D’utilisation complexe –démasquer une falsification réalisée par un expert peut prendre une journée entière–, Tungstène a démontré que les photos de massacres commis par l’EIIL en Irak ne comportaient pas de manipulation significative.

« L’examen a bien démontré quelques retouches », raconte Antonin Thuillier, spécialiste du logiciel à la rédaction en chef technique de l’AFP. « Les couleurs rouges ont été sursaturées, peut-être pour mieux souligner les flaques de sang. Les visages des djihadistes ont été noircis pour les rendre méconnaissables (dans le cercle rouge, sur la photo ci-dessus, ndlr). Enfin, il y a un doute concernant le nuage de fumée à l’arrière-plan. Les taches rouges, sur l’image ci-dessous, démontrent que deux zones de la photo sont rigoureusement identiques. L’outil de clonage Photoshop a pu être utilisé pour masquer quelque chose à l’arrière, ou encore une poussière du capteur… »

Tungstène révèle également qu'une zone de l'image a probablement été retouchée avec l'outil de clonage Photoshop pour masquer quelque chose à l'arrière-plan ou enlever une poussière du capteur (AFP)

La tâche est compliquée par le fait que ce genre de photo a beaucoup circulé sur internet avant de tomber dans les mains des journalistes. Chaque utilisateur, chaque site internet a pu y ajouter son logo ou ses commentaires en « watermark » avant de la remettre dans le circuit. « Quand je tombe sur une photo intéressante, j’essaye de remonter à l’original », explique Patrick Baz. « Et si je n’y parviens pas, je recadre l’image pour enlever les éléments qui n’apportent pas d’information ».

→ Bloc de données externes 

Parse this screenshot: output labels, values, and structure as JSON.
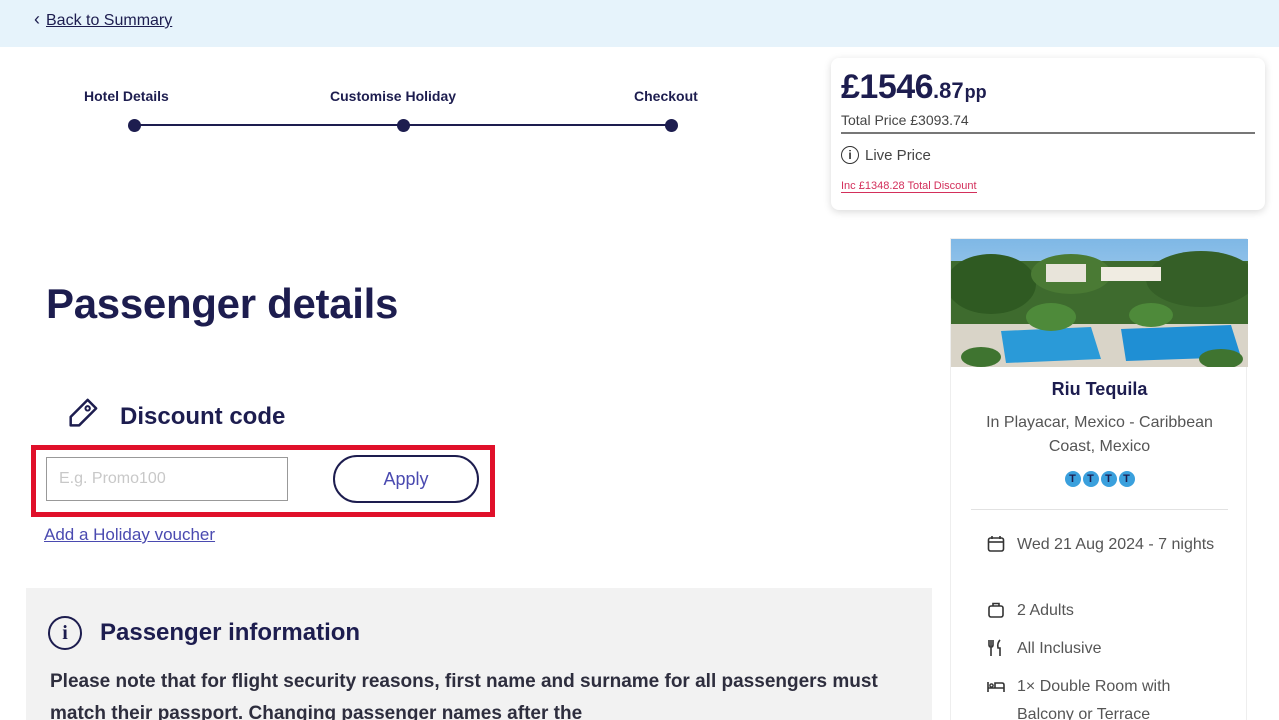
{
  "nav": {
    "back_label": "Back to Summary"
  },
  "steps": [
    {
      "label": "Hotel Details"
    },
    {
      "label": "Customise Holiday"
    },
    {
      "label": "Checkout"
    }
  ],
  "price": {
    "whole": "£1546",
    "decimal": ".87",
    "per": "pp",
    "total": "Total Price £3093.74",
    "live": "Live Price",
    "discount": "Inc £1348.28 Total Discount"
  },
  "page_title": "Passenger details",
  "discount": {
    "heading": "Discount code",
    "placeholder": "E.g. Promo100",
    "apply_label": "Apply",
    "voucher_link": "Add a Holiday voucher"
  },
  "passenger_info": {
    "heading": "Passenger information",
    "text": "Please note that for flight security reasons, first name and surname for all passengers must match their passport. Changing passenger names after the"
  },
  "hotel": {
    "name": "Riu Tequila",
    "location": "In Playacar, Mexico - Caribbean Coast, Mexico",
    "rating_glyph": "T",
    "rating_count": 4,
    "details": {
      "date": "Wed 21 Aug 2024 - 7 nights",
      "guests": "2 Adults",
      "board": "All Inclusive",
      "room": "1× Double Room with Balcony or Terrace"
    }
  },
  "colors": {
    "navy": "#1d1d4f",
    "topbar": "#e6f3fb",
    "highlight_red": "#e0102a",
    "discount_pink": "#d32f5b",
    "link_blue": "#4a4ab0"
  }
}
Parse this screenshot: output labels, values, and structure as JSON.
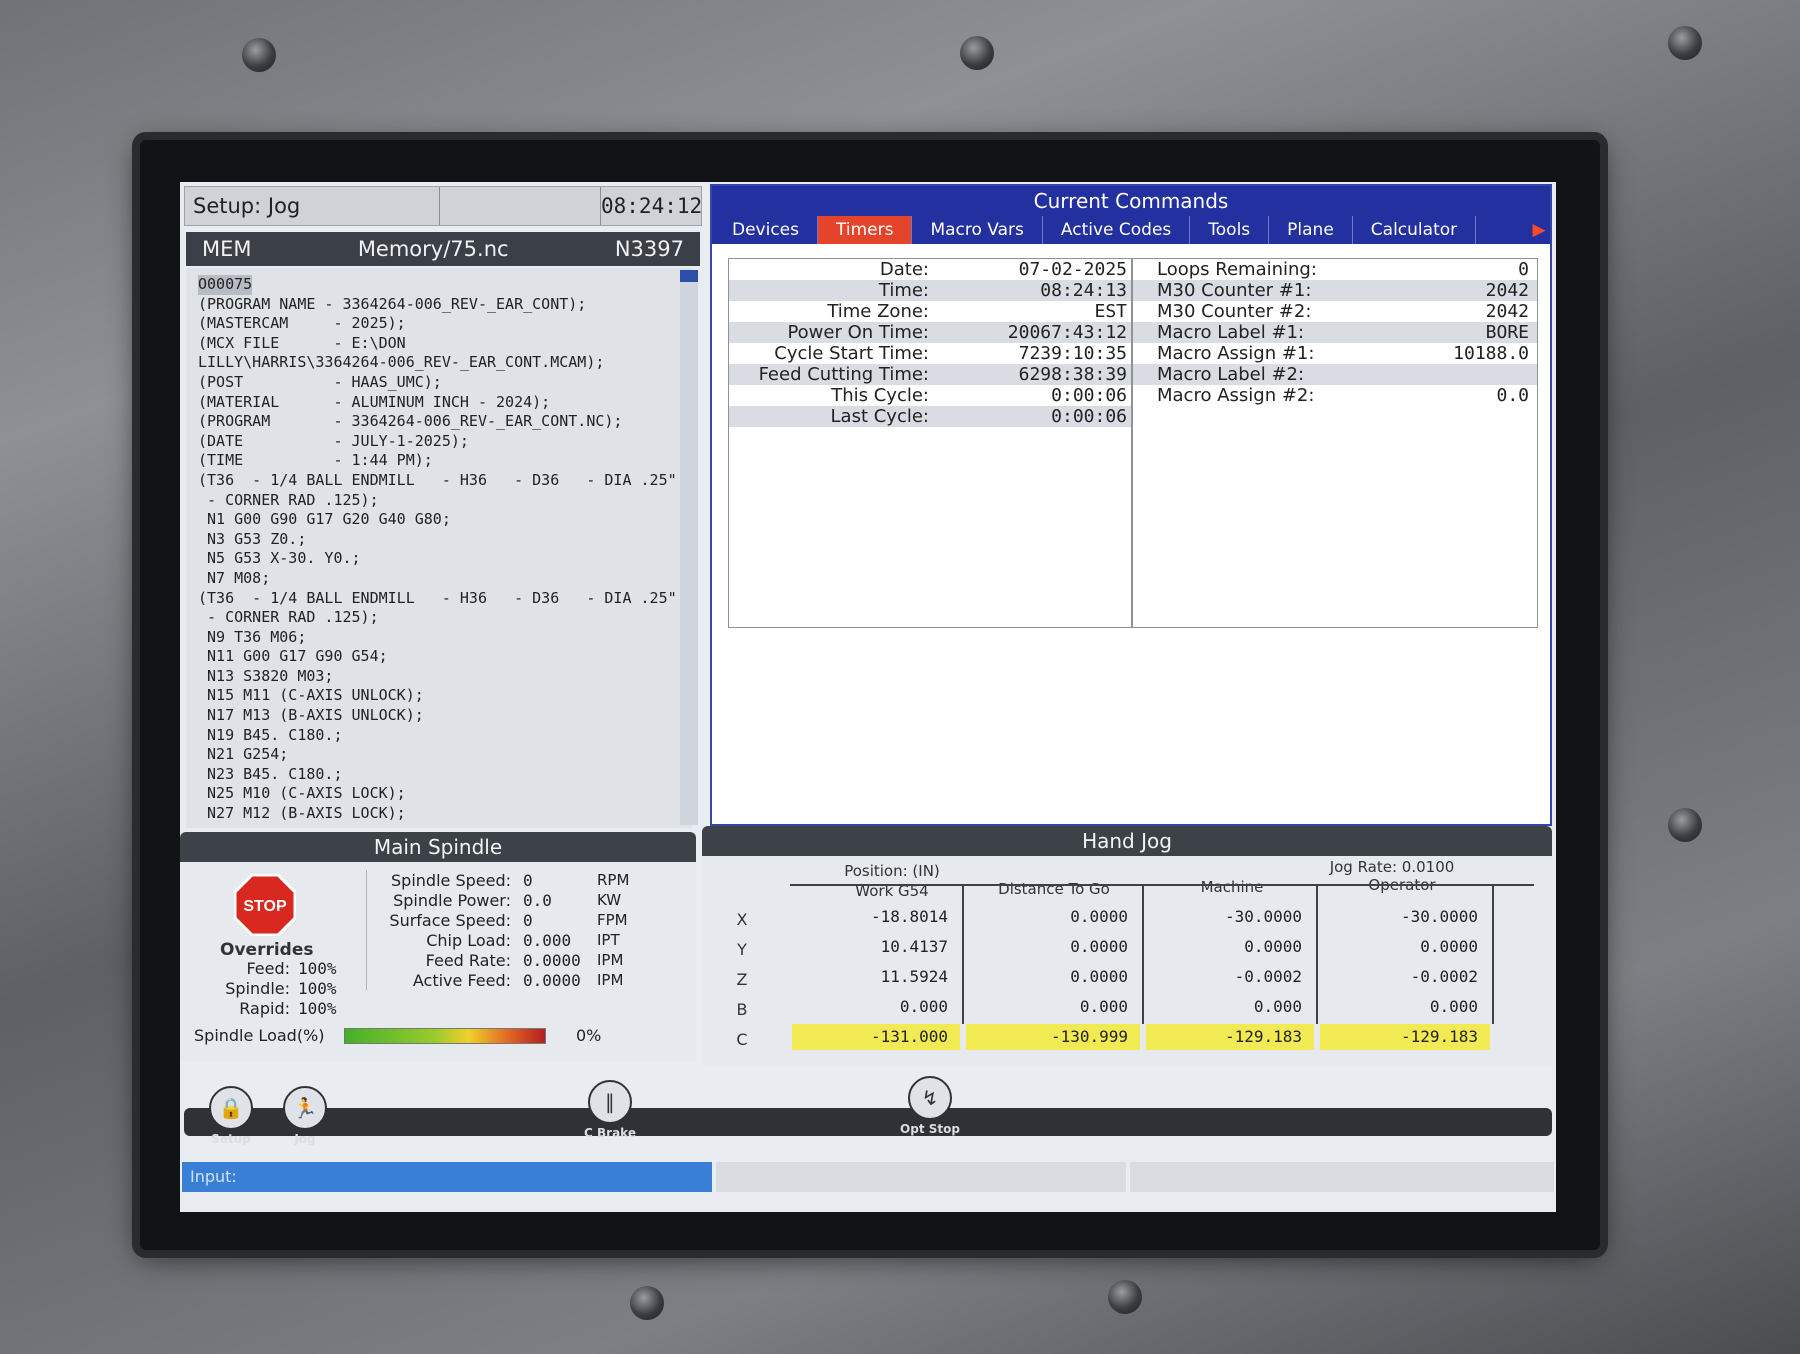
{
  "status": {
    "mode": "Setup: Jog",
    "clock": "08:24:12"
  },
  "program": {
    "mode": "MEM",
    "file": "Memory/75.nc",
    "block": "N3397"
  },
  "code_lines": [
    "O00075",
    "(PROGRAM NAME - 3364264-006_REV-_EAR_CONT);",
    "(MASTERCAM     - 2025);",
    "(MCX FILE      - E:\\DON",
    "LILLY\\HARRIS\\3364264-006_REV-_EAR_CONT.MCAM);",
    "(POST          - HAAS_UMC);",
    "(MATERIAL      - ALUMINUM INCH - 2024);",
    "(PROGRAM       - 3364264-006_REV-_EAR_CONT.NC);",
    "(DATE          - JULY-1-2025);",
    "(TIME          - 1:44 PM);",
    "(T36  - 1/4 BALL ENDMILL   - H36   - D36   - DIA .25\"",
    " - CORNER RAD .125);",
    " N1 G00 G90 G17 G20 G40 G80;",
    " N3 G53 Z0.;",
    " N5 G53 X-30. Y0.;",
    " N7 M08;",
    "(T36  - 1/4 BALL ENDMILL   - H36   - D36   - DIA .25\"",
    " - CORNER RAD .125);",
    " N9 T36 M06;",
    " N11 G00 G17 G90 G54;",
    " N13 S3820 M03;",
    " N15 M11 (C-AXIS UNLOCK);",
    " N17 M13 (B-AXIS UNLOCK);",
    " N19 B45. C180.;",
    " N21 G254;",
    " N23 B45. C180.;",
    " N25 M10 (C-AXIS LOCK);",
    " N27 M12 (B-AXIS LOCK);"
  ],
  "current_commands": {
    "title": "Current Commands",
    "tabs": [
      "Devices",
      "Timers",
      "Macro Vars",
      "Active Codes",
      "Tools",
      "Plane",
      "Calculator"
    ],
    "active_tab": "Timers",
    "timers": [
      {
        "k": "Date:",
        "v": "07-02-2025"
      },
      {
        "k": "Time:",
        "v": "08:24:13"
      },
      {
        "k": "Time Zone:",
        "v": "EST"
      },
      {
        "k": "Power On Time:",
        "v": "20067:43:12"
      },
      {
        "k": "Cycle Start Time:",
        "v": "7239:10:35"
      },
      {
        "k": "Feed Cutting Time:",
        "v": "6298:38:39"
      },
      {
        "k": "This Cycle:",
        "v": "0:00:06"
      },
      {
        "k": "Last Cycle:",
        "v": "0:00:06"
      }
    ],
    "macros": [
      {
        "k": "Loops Remaining:",
        "v": "0"
      },
      {
        "k": "M30 Counter #1:",
        "v": "2042"
      },
      {
        "k": "M30 Counter #2:",
        "v": "2042"
      },
      {
        "k": "Macro Label #1:",
        "v": "BORE"
      },
      {
        "k": "Macro Assign #1:",
        "v": "10188.0"
      },
      {
        "k": "Macro Label #2:",
        "v": ""
      },
      {
        "k": "Macro Assign #2:",
        "v": "0.0"
      }
    ]
  },
  "spindle": {
    "title": "Main Spindle",
    "stop_label": "STOP",
    "overrides_title": "Overrides",
    "overrides": [
      {
        "k": "Feed:",
        "v": "100%"
      },
      {
        "k": "Spindle:",
        "v": "100%"
      },
      {
        "k": "Rapid:",
        "v": "100%"
      }
    ],
    "params": [
      {
        "k": "Spindle Speed:",
        "v": "0",
        "u": "RPM"
      },
      {
        "k": "Spindle Power:",
        "v": "0.0",
        "u": "KW"
      },
      {
        "k": "Surface Speed:",
        "v": "0",
        "u": "FPM"
      },
      {
        "k": "Chip Load:",
        "v": "0.000",
        "u": "IPT"
      },
      {
        "k": "Feed Rate:",
        "v": "0.0000",
        "u": "IPM"
      },
      {
        "k": "Active Feed:",
        "v": "0.0000",
        "u": "IPM"
      }
    ],
    "load_label": "Spindle Load(%)",
    "load_pct": "0%",
    "load_value": 0
  },
  "hand_jog": {
    "title": "Hand Jog",
    "jog_rate": "Jog Rate: 0.0100",
    "col_position": "Position: (IN)",
    "col_work": "Work G54",
    "col_dtg": "Distance To Go",
    "col_machine": "Machine",
    "col_operator": "Operator",
    "rows": [
      {
        "axis": "X",
        "work": "-18.8014",
        "dtg": "0.0000",
        "machine": "-30.0000",
        "operator": "-30.0000"
      },
      {
        "axis": "Y",
        "work": "10.4137",
        "dtg": "0.0000",
        "machine": "0.0000",
        "operator": "0.0000"
      },
      {
        "axis": "Z",
        "work": "11.5924",
        "dtg": "0.0000",
        "machine": "-0.0002",
        "operator": "-0.0002"
      },
      {
        "axis": "B",
        "work": "0.000",
        "dtg": "0.000",
        "machine": "0.000",
        "operator": "0.000"
      },
      {
        "axis": "C",
        "work": "-131.000",
        "dtg": "-130.999",
        "machine": "-129.183",
        "operator": "-129.183"
      }
    ]
  },
  "bottom": {
    "setup": "Setup",
    "jog": "Jog",
    "cbrake": "C Brake",
    "optstop": "Opt Stop",
    "input_label": "Input:"
  },
  "colors": {
    "accent": "#2330a0",
    "active_tab": "#e4452a",
    "highlight": "#f2ea52",
    "input": "#3a7fd6"
  },
  "icons": [
    "lock-icon",
    "jog-walk-icon",
    "c-brake-icon",
    "opt-stop-icon",
    "stop-sign-icon",
    "right-arrow-icon"
  ]
}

A l’origine, la photo diffusée sur internet était comme celle ci-dessous. La première phrase en arabe indique qu’il s’agit de l’opération « Assad al-Rahman al Bilawi alias Abou Abd al-Rahman », du nom d’un leader djihadiste tué par les forces irakiennes a Fallujah. La deuxième phrase donne des explications sur la scène : « Liquidation des membres de l’armée Safavide qui fuyaient en habits civils » (La dynastie des Safavides, qui a régné sur l’Iran aux 17e et 18e siècles, s’est convertie à l’islam chiite et en a fait la religion d’état d’un empire perse en pleine renaissance, afin de se démarquer de l’empire ottoman voisin. « Safavides » est le surnom donné aux chiites par les extrémistes sunnites).

L'image telle que diffusée par les djihadistes sur internet, avant recadrage (AFP / HO / Welayat Salahuddin)

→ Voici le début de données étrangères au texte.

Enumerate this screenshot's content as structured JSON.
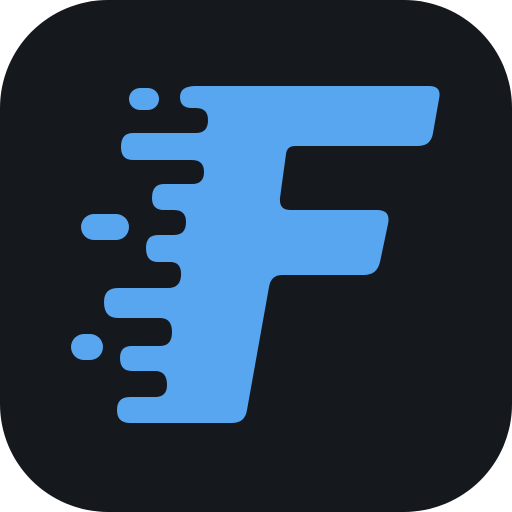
{
  "icon": {
    "name": "speed-f-logo-icon",
    "letter": "F",
    "background_color": "#15181d",
    "glyph_color": "#58a6f0"
  }
}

Dans le cas de la photo du haut de cette page « les manipulations ne semblent pas avoir pour but d’altérer vraiment le contenu informatif du cliché », poursuit Antonin Thuillier. Pas de cadavre ou de militant supplémentaire ajouté avec Photoshop. La photo est donc diffusée par l’AFP, avec un avertissement mettant tout de même en garde les clients contre de possibles retouches, et précisant clairement qu’il s’agit d’une photo récupérée sur internet sans qu’il soit possible de vérifier la date à laquelle elle a été prise ni le lieu de la scène.

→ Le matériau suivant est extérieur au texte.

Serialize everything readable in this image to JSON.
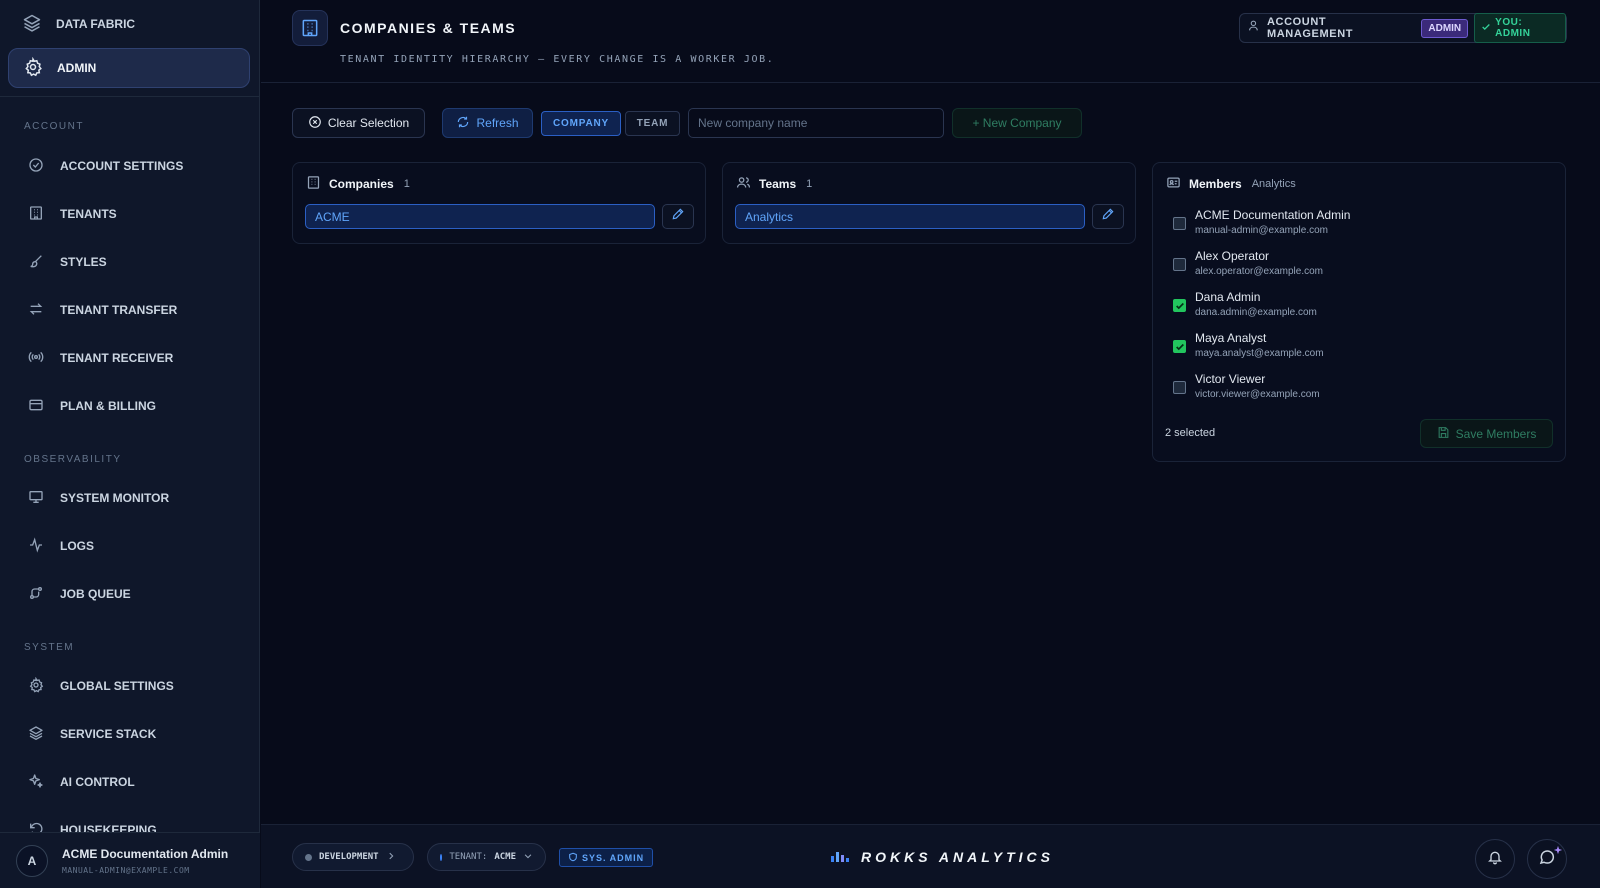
{
  "sidebar": {
    "brand": "DATA FABRIC",
    "active_item": "ADMIN",
    "sections": [
      {
        "label": "ACCOUNT",
        "items": [
          {
            "label": "ACCOUNT SETTINGS",
            "icon": "check-circle-icon"
          },
          {
            "label": "TENANTS",
            "icon": "building-icon"
          },
          {
            "label": "STYLES",
            "icon": "brush-icon"
          },
          {
            "label": "TENANT TRANSFER",
            "icon": "arrows-swap-icon"
          },
          {
            "label": "TENANT RECEIVER",
            "icon": "broadcast-icon"
          },
          {
            "label": "PLAN & BILLING",
            "icon": "credit-card-icon"
          }
        ]
      },
      {
        "label": "OBSERVABILITY",
        "items": [
          {
            "label": "SYSTEM MONITOR",
            "icon": "monitor-icon"
          },
          {
            "label": "LOGS",
            "icon": "activity-icon"
          },
          {
            "label": "JOB QUEUE",
            "icon": "workflow-icon"
          }
        ]
      },
      {
        "label": "SYSTEM",
        "items": [
          {
            "label": "GLOBAL SETTINGS",
            "icon": "gear-icon"
          },
          {
            "label": "SERVICE STACK",
            "icon": "layers-icon"
          },
          {
            "label": "AI CONTROL",
            "icon": "sparkles-icon"
          },
          {
            "label": "HOUSEKEEPING",
            "icon": "rotate-icon"
          }
        ]
      }
    ],
    "user": {
      "initial": "A",
      "name": "ACME Documentation Admin",
      "email": "MANUAL-ADMIN@EXAMPLE.COM"
    }
  },
  "header": {
    "title": "COMPANIES & TEAMS",
    "subtitle": "TENANT IDENTITY HIERARCHY — EVERY CHANGE IS A WORKER JOB.",
    "account_label": "ACCOUNT MANAGEMENT",
    "role_badge": "ADMIN",
    "you_badge": "YOU: ADMIN"
  },
  "toolbar": {
    "clear_label": "Clear Selection",
    "refresh_label": "Refresh",
    "toggle_company": "COMPANY",
    "toggle_team": "TEAM",
    "active_toggle": "COMPANY",
    "input_placeholder": "New company name",
    "input_value": "",
    "new_label": "+ New Company"
  },
  "companies": {
    "title": "Companies",
    "count": "1",
    "items": [
      "ACME"
    ]
  },
  "teams": {
    "title": "Teams",
    "count": "1",
    "items": [
      "Analytics"
    ]
  },
  "members": {
    "title": "Members",
    "context": "Analytics",
    "list": [
      {
        "name": "ACME Documentation Admin",
        "email": "manual-admin@example.com",
        "checked": false
      },
      {
        "name": "Alex Operator",
        "email": "alex.operator@example.com",
        "checked": false
      },
      {
        "name": "Dana Admin",
        "email": "dana.admin@example.com",
        "checked": true
      },
      {
        "name": "Maya Analyst",
        "email": "maya.analyst@example.com",
        "checked": true
      },
      {
        "name": "Victor Viewer",
        "email": "victor.viewer@example.com",
        "checked": false
      }
    ],
    "selected_text": "2 selected",
    "save_label": "Save Members"
  },
  "bottombar": {
    "env": "DEVELOPMENT",
    "tenant_label": "TENANT:",
    "tenant_value": "ACME",
    "role": "SYS. ADMIN",
    "brand": "ROKKS ANALYTICS"
  },
  "colors": {
    "accent": "#60a5fa",
    "success": "#22c55e",
    "admin_badge": "#3b2a7a",
    "background": "#070b1a"
  }
}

« Bien entendu, précise encore Antonin Thuillier, le logiciel Tungstène n’est pas capable de détecter les mises en scène effectuées par les protagonistes eux-mêmes. Si les djihadistes ont décidé d’entasser là des corps provenant d’un autre endroit, ou bien si certains d’entre eux se sont couchés par terre et ont fait le mort pour rendre la scène encore plus effrayante, la machine ne le détectera jamais ».

Cette image, tirée d'une vidéo diffusée sur Youtube en février 2014, montre selon ceux qui l'ont diffusée des militants de l'EIIL exécutant un groupe de soldats irakiens quelque part dans la province d'Anbar (AFP / HO / Youtube)

La probabilité d’une mise en scène de ce genre est toutefois très faible, estime Patrick Baz. Au vu des violences perpétrées, de façon avérée, par l’EIIL en Irak ou en Syrie ces derniers mois, l’hypothèse la plus plausible est que ces images montrent une scène réelle.

« Les djihadistes n’ont pas besoin de mises en scène », explique le photographe, qui couvre les conflits au Moyen-Orient et ailleurs depuis près de trente ans.

Des militants de l'EIIL agitant un drapeau au dessus des têtes de prisonniers sur le point d'être exécutés dans la province de Salaheddin, en Irak (AFP / HO / Welayat Salahuddin)

Roland de Courson est l'éditeur du blog AFP Making-of.